May, 1998: Godzilla

Words can hardly describe how disappointing Roland Emmerich’s attempt at resurrecting a beloved monster IP truly is. It is common knowledge that he was not a fan of the original Godzilla films and leveraged his success from Independence Day to take creative liberties and, boy, is it apparent.


The script is more action than plot oriented, so it’s rather easy to explain: Dr. Niko Tatopoulos (played by Matthew Broderick) is a world-renowned scientist that studies the effects that nuclear fallout has on the environment– in particular, earth worms. While conducting research in Russia, he is contacted by the American government to study a humongous footprint in French Polynesia.
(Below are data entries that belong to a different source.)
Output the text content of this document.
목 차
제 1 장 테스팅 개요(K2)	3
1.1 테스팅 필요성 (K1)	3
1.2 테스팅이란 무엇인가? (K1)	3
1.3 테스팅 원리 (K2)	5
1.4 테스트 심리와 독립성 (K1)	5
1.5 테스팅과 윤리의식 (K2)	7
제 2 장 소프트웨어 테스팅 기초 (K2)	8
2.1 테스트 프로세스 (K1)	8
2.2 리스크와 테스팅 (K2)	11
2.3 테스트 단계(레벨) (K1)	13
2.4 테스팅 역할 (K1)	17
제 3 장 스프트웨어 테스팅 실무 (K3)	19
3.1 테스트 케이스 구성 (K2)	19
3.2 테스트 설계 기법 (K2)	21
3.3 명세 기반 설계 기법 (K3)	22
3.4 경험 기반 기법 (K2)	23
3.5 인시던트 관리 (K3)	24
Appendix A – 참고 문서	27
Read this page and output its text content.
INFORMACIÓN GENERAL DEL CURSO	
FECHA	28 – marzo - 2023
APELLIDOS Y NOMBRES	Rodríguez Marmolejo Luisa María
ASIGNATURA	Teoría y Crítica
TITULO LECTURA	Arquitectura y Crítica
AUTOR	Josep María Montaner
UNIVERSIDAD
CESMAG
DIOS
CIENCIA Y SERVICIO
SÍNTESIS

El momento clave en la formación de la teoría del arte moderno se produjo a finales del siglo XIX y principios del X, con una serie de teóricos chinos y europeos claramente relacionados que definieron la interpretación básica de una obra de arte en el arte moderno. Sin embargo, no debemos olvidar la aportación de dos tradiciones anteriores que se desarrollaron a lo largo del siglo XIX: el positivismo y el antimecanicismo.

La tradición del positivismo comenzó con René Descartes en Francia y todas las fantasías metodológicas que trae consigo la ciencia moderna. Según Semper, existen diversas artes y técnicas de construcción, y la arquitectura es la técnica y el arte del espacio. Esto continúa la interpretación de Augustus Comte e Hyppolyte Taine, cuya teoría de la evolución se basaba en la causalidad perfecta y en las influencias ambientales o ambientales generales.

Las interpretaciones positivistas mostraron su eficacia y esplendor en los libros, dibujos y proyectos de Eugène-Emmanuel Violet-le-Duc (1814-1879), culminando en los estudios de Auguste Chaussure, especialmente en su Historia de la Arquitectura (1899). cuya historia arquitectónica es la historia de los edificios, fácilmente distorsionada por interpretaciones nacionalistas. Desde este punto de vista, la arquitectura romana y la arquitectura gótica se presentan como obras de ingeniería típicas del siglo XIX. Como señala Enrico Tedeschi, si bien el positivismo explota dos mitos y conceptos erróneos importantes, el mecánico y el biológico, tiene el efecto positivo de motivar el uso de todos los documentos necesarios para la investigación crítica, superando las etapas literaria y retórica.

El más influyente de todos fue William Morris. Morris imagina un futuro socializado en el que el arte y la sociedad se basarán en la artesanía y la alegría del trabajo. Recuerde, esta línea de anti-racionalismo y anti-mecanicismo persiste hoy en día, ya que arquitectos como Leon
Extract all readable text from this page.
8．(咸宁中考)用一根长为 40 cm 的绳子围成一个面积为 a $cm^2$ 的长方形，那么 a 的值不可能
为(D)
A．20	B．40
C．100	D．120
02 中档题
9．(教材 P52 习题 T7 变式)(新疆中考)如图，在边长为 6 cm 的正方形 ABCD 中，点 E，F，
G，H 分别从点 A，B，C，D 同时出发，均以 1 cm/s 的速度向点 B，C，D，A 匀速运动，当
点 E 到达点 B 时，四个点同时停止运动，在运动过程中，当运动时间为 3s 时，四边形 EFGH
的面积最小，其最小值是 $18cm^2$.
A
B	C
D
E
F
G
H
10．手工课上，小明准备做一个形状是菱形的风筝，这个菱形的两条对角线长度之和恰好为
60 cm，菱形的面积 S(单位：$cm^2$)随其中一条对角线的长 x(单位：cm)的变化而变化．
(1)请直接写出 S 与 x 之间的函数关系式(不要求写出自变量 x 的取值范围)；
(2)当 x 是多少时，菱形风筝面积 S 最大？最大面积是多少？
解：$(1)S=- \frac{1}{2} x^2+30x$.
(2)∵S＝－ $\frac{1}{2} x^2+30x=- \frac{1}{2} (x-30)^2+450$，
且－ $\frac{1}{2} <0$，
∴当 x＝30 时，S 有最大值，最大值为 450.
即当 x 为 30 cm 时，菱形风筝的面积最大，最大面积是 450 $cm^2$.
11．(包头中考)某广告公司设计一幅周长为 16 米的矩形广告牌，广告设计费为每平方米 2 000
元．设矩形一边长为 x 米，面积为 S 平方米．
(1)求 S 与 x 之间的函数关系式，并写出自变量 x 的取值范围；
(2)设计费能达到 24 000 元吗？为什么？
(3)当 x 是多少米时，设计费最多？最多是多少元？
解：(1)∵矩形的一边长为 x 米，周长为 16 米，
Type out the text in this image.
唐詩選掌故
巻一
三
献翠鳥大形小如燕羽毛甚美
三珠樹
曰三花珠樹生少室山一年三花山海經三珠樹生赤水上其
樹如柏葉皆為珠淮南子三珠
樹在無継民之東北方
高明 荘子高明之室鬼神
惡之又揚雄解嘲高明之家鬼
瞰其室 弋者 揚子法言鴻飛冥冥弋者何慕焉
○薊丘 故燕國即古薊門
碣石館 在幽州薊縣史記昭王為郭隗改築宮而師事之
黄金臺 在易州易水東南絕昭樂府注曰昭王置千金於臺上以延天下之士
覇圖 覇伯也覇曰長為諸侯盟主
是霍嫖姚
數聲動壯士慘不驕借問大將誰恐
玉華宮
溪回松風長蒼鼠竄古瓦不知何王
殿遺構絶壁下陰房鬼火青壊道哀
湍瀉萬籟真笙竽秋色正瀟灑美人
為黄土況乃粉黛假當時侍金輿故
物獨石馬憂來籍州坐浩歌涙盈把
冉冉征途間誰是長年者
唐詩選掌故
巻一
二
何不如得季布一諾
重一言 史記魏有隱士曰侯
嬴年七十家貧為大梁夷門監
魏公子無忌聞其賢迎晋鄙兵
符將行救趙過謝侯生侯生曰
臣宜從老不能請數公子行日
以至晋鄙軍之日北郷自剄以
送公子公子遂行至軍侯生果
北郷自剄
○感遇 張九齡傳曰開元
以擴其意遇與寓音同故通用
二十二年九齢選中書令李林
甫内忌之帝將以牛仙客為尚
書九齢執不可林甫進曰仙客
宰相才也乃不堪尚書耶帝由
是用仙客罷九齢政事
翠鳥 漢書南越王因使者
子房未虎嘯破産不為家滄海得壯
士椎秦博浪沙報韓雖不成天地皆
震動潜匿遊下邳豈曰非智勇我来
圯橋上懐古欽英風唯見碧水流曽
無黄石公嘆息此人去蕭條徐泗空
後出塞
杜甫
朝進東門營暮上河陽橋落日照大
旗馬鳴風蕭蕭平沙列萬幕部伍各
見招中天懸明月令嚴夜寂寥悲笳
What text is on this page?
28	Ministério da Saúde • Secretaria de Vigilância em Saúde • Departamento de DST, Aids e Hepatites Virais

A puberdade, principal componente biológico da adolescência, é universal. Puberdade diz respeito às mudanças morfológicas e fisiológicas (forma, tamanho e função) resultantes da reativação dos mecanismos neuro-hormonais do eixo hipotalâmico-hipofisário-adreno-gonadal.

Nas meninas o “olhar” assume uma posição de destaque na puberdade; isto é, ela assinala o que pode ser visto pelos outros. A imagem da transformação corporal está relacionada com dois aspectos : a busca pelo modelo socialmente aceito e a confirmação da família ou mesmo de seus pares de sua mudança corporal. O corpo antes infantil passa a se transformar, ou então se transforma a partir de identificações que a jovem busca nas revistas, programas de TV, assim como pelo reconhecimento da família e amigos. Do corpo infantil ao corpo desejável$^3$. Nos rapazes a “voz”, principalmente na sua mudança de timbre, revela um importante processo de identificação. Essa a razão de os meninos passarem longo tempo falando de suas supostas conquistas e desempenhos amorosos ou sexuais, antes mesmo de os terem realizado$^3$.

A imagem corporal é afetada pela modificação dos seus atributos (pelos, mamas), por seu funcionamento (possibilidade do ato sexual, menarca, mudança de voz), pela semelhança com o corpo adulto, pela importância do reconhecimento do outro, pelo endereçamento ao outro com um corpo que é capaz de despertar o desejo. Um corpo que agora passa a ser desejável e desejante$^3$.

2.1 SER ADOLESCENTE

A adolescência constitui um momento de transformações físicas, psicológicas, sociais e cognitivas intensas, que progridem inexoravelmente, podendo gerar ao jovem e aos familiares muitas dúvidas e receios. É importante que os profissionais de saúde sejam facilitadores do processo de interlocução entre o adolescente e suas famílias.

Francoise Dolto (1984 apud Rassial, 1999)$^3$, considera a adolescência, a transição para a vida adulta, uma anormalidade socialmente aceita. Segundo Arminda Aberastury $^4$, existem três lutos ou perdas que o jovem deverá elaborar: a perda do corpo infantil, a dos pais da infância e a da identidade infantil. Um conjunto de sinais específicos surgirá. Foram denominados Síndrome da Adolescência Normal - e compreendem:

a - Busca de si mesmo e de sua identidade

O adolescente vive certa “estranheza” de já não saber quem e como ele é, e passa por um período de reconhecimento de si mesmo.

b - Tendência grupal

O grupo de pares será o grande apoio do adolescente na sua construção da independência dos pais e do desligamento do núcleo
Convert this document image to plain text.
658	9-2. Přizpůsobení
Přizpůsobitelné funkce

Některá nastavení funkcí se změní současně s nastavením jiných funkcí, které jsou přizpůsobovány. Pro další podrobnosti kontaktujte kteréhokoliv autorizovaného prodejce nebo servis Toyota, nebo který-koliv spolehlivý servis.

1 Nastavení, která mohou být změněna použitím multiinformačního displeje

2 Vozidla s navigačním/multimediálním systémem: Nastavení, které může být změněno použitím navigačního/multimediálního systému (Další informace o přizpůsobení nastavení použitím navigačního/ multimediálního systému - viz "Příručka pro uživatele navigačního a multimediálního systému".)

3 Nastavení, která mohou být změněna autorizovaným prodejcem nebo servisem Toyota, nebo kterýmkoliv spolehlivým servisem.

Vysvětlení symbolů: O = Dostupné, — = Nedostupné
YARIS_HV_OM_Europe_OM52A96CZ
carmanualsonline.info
Rather quickly, Godzilla makes his way ashore and ravages Manhattan while taking refuge in the subway system– as if New Yorkers don’t already have enough troubles with trains that run on technology approaching nearly a century old. Tatopouos surmises that the beast originated near the footprint and was a product of nuclear testing conducted by the French government.

Though Tatopoulos attempts to be friendly with the monster, the army quickly opens fire and kicks off an hour long action scene to round out the movie. In the end, Godzilla and nearly all of his babies are torched by a huge detonation in Madison Square Garden– or so we think. Before the credits roll, one final, forgotten egg hatches and we’re left wondering whether or not it slept through the second and third acts like we did.

The short and sweet is that Godzilla is bad– really bad. It’s hard to name something positive that you can take away other than some impressive water effects early in the film. After that, you’re left with a slew of poor performances, some unimpressive CGI (even for the time), and a script that relishes the use of jokes that are simultaneously lame and cringe-inducing.

You’re better off popping in one of the Japanese classics and calling it a night.